Are embeddings the same thing as the model that generates text?

No. A text-generation model (the chat model) produces words. An embedding model produces a fixed-length vector that represents meaning. They are usually separate models with separate APIs, even when the same company ships both. You embed text to compare or search it; you generate text to answer with it. A RAG system uses both: an embedding model to find relevant chunks, then a chat model to answer using them.

Why cosine similarity and not plain distance?
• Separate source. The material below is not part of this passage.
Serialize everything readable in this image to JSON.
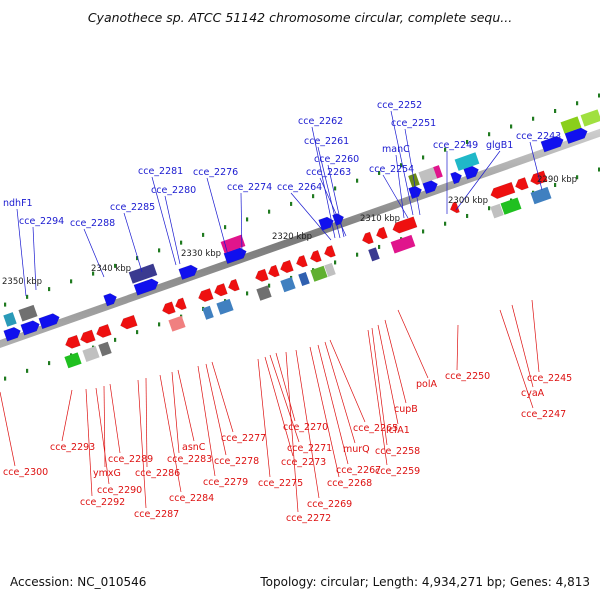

Cosine similarity measures the angle between two vectors and ignores their length. For text embeddings, direction carries the meaning and magnitude mostly does not, so cosine is the standard. Euclidean distance also works and gives nearly identical rankings when vectors are normalized to unit length, which most embedding models already do. If you normalize, cosine similarity and Euclidean distance become interchangeable for ranking.

How many numbers are in an embedding?

It depends on the model. Common dimensions range from 384 up to a few thousand. More dimensions can capture more nuance but cost more memory and compute to store and search. The dimension is fixed by the model: a 1,024-dimension model always returns 1,024 numbers per input, whether the input is one word or one page.